65岁的王秀芹,从新疆石河子启程,经历火车转飞机、再转汽车,跋涉3000多公里,到河南某村逐户寻访5位“仅退款”买家的姓名。为省路费,她返程买了张30小时无座火车票。如此辛劳辗转,只为追讨公道。
王秀芹在新疆经营着一家棉被厂,将20多年种地攒下的积蓄全部投入其中。去年年底,她开始在电商平台售卖棉被。仅三个月,账面销售额达40万,到手却只有20万。
损失的钱款去了哪里?其中,“仅退款”订单涉及约300单,直接造成三四万元损失。王秀芹检查后台后发现,有人用多个账号反复下单并申请退款,5个收货地址均指向同一村庄,38床棉被就此消失无踪。
这算普通的“薅羊毛”吗?这分明是恶意钻平台规则的空子,显然是有组织、有预谋地从商家身上“抢”钱!
线下工厂没订单,线上却不敢继续售卖,机器闲置长达四个月。王秀芹咽不下这口气,经过一番奔波追查,最终警方只对其中一名买家处以行政拘留10天。
这样的结果,看似大快人心,但与王秀芹承受的委屈和一路的奔波相比,又算得了什么?另外,她也不可能找所有“仅退款”买家讨说法。单笔几十元、一百多元的损失,若逐个跨省追讨,成本将高不可攀。

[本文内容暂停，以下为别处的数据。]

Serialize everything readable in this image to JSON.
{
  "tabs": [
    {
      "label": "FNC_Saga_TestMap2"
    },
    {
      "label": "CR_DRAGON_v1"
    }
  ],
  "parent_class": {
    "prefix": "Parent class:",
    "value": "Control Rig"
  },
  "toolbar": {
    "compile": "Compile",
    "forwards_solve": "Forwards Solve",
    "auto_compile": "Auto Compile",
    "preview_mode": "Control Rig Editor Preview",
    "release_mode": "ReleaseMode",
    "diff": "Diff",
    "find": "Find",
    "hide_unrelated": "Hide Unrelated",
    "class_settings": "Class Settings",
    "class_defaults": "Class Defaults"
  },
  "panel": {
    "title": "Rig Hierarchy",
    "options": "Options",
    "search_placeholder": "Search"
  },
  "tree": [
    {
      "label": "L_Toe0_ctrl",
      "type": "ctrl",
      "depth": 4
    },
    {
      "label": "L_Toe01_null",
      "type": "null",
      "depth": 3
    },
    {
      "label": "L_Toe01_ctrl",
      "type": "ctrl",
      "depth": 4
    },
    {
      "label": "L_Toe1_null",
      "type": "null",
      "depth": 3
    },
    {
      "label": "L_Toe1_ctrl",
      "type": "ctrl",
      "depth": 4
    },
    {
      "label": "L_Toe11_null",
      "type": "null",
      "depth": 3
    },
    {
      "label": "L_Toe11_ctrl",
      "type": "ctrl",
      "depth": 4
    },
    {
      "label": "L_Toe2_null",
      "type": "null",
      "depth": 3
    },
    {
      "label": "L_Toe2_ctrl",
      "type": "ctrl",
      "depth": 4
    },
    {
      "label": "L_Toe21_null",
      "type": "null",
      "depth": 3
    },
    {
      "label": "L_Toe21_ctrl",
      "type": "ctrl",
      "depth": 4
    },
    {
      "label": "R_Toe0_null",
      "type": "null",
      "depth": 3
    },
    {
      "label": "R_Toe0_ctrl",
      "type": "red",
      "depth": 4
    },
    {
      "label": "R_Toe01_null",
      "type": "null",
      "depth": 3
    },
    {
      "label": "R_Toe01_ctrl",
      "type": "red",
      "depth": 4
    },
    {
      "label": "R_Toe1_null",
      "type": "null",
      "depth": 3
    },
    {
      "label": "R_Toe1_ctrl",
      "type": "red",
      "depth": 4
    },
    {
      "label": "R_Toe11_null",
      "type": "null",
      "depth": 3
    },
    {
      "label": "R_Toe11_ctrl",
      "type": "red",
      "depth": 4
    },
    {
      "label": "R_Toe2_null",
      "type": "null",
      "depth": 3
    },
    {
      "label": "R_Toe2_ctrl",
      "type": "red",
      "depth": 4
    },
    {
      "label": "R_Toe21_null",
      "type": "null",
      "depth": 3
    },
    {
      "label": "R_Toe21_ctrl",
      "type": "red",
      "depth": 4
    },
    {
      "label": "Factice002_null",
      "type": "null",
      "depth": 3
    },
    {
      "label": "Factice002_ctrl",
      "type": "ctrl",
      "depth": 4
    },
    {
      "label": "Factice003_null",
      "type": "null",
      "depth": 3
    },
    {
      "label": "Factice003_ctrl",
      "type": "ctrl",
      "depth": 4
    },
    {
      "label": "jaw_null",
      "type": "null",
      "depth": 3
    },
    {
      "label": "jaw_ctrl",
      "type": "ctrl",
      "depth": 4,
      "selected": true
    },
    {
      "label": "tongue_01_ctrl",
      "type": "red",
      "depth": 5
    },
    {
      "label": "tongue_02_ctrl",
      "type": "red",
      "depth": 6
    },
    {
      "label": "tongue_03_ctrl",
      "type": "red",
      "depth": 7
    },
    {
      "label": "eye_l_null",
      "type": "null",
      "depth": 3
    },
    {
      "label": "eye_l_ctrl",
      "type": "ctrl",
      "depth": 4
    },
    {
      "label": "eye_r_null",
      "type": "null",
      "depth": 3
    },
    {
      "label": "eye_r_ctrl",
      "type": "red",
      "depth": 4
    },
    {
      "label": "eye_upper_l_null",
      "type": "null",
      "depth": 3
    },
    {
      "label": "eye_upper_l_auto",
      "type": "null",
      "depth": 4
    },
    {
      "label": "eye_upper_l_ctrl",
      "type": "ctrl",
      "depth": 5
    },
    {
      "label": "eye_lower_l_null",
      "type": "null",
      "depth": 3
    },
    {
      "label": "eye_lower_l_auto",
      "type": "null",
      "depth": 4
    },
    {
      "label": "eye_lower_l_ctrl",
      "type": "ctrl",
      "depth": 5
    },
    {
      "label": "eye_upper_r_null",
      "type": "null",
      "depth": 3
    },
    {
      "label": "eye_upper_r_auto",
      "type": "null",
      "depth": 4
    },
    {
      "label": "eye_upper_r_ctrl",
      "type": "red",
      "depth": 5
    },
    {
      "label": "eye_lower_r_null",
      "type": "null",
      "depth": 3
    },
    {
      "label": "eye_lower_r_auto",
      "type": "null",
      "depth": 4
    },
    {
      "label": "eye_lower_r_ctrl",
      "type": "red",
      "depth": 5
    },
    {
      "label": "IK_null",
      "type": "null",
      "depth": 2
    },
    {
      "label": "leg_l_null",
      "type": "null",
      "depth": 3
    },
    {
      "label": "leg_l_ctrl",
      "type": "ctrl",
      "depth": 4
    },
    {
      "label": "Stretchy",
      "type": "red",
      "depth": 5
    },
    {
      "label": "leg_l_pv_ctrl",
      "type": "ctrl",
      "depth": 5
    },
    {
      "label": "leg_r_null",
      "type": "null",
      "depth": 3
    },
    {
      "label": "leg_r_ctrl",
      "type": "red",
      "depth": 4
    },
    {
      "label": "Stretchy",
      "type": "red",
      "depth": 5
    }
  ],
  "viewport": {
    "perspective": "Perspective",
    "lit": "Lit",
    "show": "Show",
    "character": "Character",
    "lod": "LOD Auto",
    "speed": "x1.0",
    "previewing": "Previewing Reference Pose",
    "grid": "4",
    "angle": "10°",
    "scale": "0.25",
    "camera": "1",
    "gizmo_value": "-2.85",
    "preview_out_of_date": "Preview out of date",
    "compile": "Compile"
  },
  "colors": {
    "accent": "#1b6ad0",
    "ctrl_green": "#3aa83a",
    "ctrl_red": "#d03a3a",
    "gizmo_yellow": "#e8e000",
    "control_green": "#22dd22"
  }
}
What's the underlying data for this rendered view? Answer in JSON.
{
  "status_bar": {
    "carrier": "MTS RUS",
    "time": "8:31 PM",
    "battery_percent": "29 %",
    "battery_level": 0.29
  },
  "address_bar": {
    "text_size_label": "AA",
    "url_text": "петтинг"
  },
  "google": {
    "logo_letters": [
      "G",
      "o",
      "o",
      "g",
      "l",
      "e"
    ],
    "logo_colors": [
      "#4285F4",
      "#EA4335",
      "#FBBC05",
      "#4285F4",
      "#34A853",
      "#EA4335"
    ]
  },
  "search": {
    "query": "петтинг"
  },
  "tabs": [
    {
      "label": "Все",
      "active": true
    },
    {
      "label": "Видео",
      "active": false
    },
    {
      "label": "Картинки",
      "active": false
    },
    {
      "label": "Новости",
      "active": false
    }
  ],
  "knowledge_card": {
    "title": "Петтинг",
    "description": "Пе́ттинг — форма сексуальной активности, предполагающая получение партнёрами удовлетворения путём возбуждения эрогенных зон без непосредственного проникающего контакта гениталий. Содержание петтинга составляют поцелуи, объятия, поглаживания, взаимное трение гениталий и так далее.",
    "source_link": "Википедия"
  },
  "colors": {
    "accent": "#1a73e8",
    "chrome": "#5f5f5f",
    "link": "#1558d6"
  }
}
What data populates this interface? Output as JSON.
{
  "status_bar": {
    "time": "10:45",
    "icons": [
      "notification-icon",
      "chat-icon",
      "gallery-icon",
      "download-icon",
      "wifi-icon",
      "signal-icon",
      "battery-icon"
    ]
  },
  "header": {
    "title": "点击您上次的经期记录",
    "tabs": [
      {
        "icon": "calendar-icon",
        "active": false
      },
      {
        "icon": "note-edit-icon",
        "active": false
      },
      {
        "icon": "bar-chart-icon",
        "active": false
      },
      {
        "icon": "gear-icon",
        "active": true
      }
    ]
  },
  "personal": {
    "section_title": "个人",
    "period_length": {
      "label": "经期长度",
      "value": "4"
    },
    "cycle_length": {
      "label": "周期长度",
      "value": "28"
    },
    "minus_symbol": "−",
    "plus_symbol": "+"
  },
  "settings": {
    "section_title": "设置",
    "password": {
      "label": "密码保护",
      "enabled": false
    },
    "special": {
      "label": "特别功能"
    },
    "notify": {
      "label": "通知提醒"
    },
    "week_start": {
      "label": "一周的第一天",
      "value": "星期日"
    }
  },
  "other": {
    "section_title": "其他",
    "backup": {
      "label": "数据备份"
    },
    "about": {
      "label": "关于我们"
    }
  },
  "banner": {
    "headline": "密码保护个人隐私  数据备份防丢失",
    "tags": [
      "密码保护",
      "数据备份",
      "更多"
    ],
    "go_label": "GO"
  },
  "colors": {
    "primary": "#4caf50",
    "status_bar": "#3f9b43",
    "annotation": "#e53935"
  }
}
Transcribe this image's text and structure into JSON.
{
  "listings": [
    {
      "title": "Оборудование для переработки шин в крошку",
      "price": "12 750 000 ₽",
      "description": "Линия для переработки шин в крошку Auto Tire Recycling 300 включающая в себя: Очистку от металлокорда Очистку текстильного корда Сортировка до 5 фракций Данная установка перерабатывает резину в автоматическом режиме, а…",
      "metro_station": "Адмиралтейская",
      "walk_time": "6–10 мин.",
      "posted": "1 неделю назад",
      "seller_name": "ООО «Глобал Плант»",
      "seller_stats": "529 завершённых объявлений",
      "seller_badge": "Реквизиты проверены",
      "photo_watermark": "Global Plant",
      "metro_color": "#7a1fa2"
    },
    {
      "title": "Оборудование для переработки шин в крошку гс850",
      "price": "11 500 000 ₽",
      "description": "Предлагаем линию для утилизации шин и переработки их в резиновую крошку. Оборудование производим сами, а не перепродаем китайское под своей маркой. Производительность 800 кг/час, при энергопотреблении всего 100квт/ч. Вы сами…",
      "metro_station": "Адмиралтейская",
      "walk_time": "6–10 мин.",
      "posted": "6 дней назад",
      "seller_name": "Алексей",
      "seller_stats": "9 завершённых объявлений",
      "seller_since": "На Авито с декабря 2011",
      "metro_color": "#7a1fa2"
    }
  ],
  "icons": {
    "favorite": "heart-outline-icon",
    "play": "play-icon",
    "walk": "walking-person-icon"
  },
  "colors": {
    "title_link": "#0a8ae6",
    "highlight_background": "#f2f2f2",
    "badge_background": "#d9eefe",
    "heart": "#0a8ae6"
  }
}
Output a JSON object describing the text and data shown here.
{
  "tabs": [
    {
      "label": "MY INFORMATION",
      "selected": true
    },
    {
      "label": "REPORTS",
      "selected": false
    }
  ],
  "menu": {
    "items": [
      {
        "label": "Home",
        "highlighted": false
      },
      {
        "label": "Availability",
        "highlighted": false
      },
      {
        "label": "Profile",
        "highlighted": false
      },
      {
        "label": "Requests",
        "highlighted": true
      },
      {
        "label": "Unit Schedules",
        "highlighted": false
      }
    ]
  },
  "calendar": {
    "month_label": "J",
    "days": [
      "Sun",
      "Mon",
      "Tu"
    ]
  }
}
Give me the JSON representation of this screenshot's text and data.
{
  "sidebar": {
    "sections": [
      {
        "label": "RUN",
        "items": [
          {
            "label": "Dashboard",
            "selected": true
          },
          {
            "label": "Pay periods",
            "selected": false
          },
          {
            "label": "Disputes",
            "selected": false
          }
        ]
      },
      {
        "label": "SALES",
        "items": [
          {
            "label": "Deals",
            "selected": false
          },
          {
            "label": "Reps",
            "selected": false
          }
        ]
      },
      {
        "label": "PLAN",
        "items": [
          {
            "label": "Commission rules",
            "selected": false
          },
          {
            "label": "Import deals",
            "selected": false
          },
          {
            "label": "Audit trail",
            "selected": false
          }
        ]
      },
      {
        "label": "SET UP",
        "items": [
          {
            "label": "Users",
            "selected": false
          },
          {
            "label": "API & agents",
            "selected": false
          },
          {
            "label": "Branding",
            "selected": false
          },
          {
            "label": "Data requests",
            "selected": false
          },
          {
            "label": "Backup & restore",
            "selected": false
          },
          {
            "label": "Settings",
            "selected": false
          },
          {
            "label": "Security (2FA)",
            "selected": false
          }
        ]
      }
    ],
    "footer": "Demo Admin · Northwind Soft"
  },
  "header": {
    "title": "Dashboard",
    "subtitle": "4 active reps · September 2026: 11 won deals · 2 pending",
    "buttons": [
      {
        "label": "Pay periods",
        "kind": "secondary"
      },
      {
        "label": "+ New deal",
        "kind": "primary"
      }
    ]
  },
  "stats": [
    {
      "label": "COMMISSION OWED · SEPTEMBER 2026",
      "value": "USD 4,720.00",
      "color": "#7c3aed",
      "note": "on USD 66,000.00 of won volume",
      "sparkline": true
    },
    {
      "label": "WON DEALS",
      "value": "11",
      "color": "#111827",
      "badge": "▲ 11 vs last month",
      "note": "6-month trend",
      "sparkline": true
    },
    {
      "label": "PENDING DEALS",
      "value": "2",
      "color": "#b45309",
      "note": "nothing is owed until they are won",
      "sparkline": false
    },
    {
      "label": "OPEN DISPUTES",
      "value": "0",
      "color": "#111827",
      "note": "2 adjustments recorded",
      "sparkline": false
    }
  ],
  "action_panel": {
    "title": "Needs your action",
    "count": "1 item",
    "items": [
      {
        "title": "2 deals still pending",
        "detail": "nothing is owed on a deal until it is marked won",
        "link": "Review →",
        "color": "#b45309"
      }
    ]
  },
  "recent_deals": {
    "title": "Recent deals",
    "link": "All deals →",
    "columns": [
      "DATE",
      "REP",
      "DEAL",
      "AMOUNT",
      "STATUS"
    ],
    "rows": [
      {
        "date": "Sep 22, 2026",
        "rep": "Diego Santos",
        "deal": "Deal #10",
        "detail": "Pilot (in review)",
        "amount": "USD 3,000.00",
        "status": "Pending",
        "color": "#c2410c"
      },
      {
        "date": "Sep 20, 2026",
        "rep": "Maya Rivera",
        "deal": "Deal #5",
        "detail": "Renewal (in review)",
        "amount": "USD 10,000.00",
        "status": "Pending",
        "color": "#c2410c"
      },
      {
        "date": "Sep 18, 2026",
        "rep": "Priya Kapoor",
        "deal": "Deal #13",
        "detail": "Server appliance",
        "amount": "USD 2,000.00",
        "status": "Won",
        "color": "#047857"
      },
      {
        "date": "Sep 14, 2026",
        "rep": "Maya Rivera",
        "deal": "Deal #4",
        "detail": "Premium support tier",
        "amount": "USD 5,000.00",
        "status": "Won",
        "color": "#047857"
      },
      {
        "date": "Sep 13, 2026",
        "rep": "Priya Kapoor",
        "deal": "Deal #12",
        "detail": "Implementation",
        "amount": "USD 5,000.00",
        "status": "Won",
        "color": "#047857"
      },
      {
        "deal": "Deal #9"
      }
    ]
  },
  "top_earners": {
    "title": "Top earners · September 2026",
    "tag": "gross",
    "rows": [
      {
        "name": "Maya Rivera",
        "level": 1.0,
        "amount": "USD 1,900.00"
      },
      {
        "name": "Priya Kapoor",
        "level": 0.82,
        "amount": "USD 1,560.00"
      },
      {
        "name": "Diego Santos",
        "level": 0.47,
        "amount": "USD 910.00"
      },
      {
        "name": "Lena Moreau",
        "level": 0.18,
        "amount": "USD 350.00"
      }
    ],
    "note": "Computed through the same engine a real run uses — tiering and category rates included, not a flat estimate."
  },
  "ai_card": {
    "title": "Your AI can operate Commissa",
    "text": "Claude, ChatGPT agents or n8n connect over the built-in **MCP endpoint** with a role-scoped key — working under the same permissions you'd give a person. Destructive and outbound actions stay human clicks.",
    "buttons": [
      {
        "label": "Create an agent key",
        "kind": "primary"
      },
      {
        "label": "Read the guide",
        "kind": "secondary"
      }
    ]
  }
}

对王秀芹而言,更大的损失来自平台自动扣取的推广费——每月高达2万多元,直至3月份才被朋友发现并关闭该功能。
平台赚着商家的推广费,却将“仅退款”的矛头指向买家,让商家有口难辩。商家“远距离维权”正逐渐成为普遍现象,虽然获得公众支持,但平台在风控管理、审核责任、申诉渠道建设等方面未见实质性改进。
今年2月,针对平台规则的《网络交易平台规则监督管理办法》正式施行,其中明确规定:平台不得强制或变相强制商家承担“退款不退货”。律令虽已出台,但目前似乎仍停留在纸面上。
并非每个人都有时间和精力像王秀芹那样进行跨省维权。即便是被行政拘留的恶意买家,出来后仍可继续侵害商家利益。商家方面既无法筛选出恶意买家,也无法改变平台规则,只能默默承受损失,直到无法继续经营,或只能将成本转嫁给消费者。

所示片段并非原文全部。